2. There's no need to hurry, so slow down!

You can still flow even if you don't move slowly, but you also don't want to rush through each pose. It's important to walk at a rate that feels natural and at ease, without rushing breathing.

You want to move at a speed that allows for conscious, deep, and complete breathing with each breath.

3. Let your breath be your guide.

Yoga relies heavily on the breath, which is also what lends many types of yoga their inherent contemplative qualities.

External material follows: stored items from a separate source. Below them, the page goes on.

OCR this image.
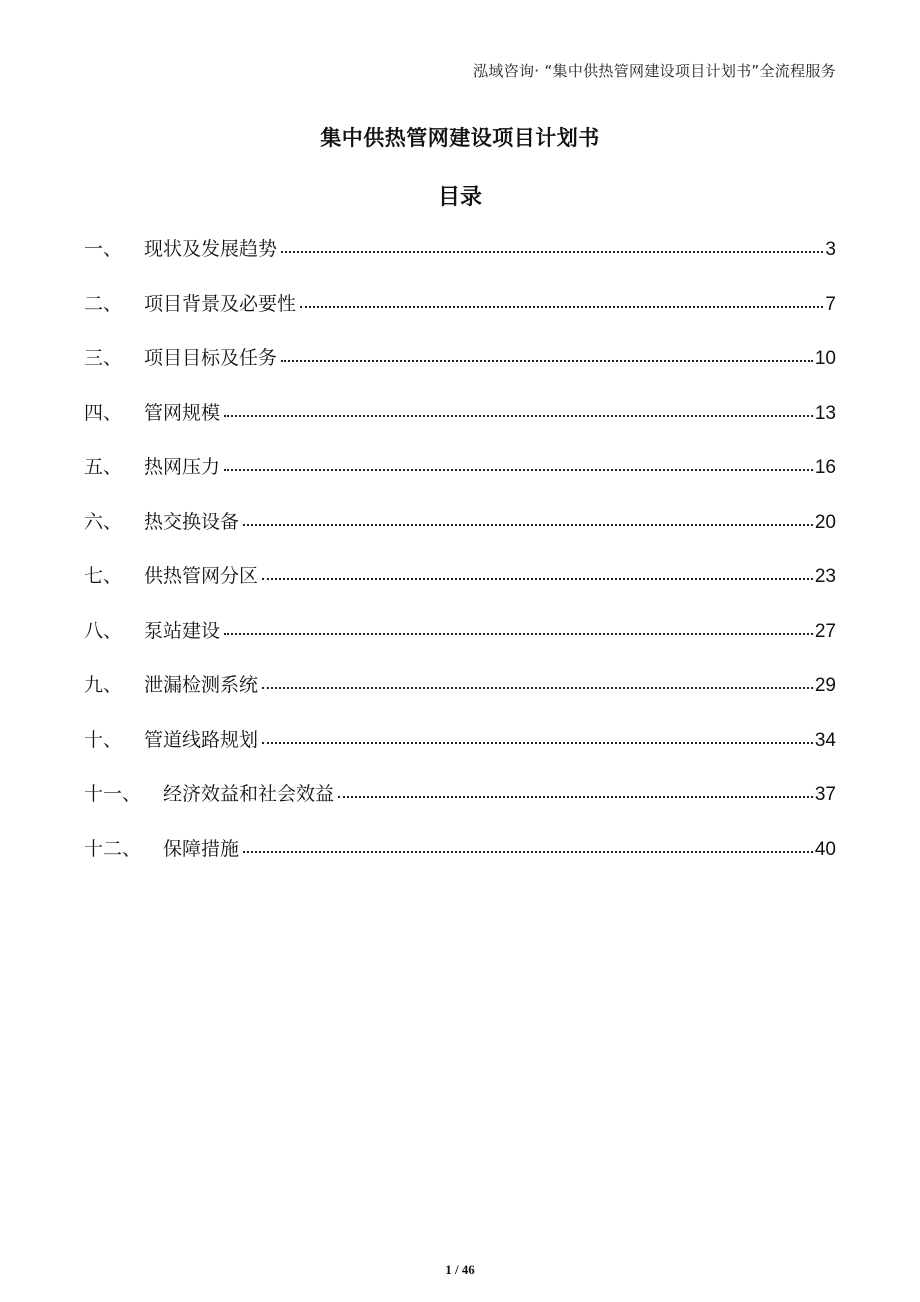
泓域咨询· “集中供热管网建设项目计划书”全流程服务
集中供热管网建设项目计划书
目录
一、 现状及发展趋势	3
二、 项目背景及必要性	7
三、 项目目标及任务	10
四、 管网规模	13
五、 热网压力	16
六、 热交换设备	20
七、 供热管网分区	23
八、 泵站建设	27
九、 泄漏检测系统	29
十、 管道线路规划	34
十一、 经济效益和社会效益	37
十二、 保障措施	40
1 / 46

Find your Ujjayi breath by inhaling and exhaling through your nose while maintaining a tiny constriction in the back of your throat and keeping your lips closed. This breath is also referred to as "ocean breath" or "victorious breath."

It has a similar sound to when you fog up a mirror, which is haaaah. Match each pose to your breath after beginning on an exhale, but feel free to hold a stance for a few breaths.

Try to let go of the ideas and emotions that aren't helping you with each exhale.

4. Experience EVERY feeling.

Focus on bodily sensations to aid in clearing your mind of the constant chatter.

Try holding Warrior II to feel your quads firing, pedaling your heels in Downward Dog to feel the mild stretch in your calves and hamstrings, breathing into Pigeon Pose to get that beautiful hip stretch, and try pushing your hands, feet, or other body parts into the floor to feel more grounded.

Throughout, pay attention to any areas of stress, any poses you might like to hold for a longer period of time, and any minor modifications your body is requesting to feel more balanced.

5. Recognize your worries and let them go.

Your thoughts may begin to stray, and that is quite acceptable. Redirect your attention back to your breathing and the physical sensations in your hands, feet, and other parts of your body whenever you notice that it has shifted.

Let your anxiety out if it starts to rise. As you breathe, acknowledge each nervous thought and let it go.

6. Put such hopes aside.

There is no correct way to meditate while doing yoga, as there is with any form of meditation. Over time, you'll reap the rewards as long as you make it a point to live in the present and respect what your body requires. Never worry about it.

Inspirational Quote Of The Day

"Yoga is not about touching your toes, it’s about what you learn on the way down."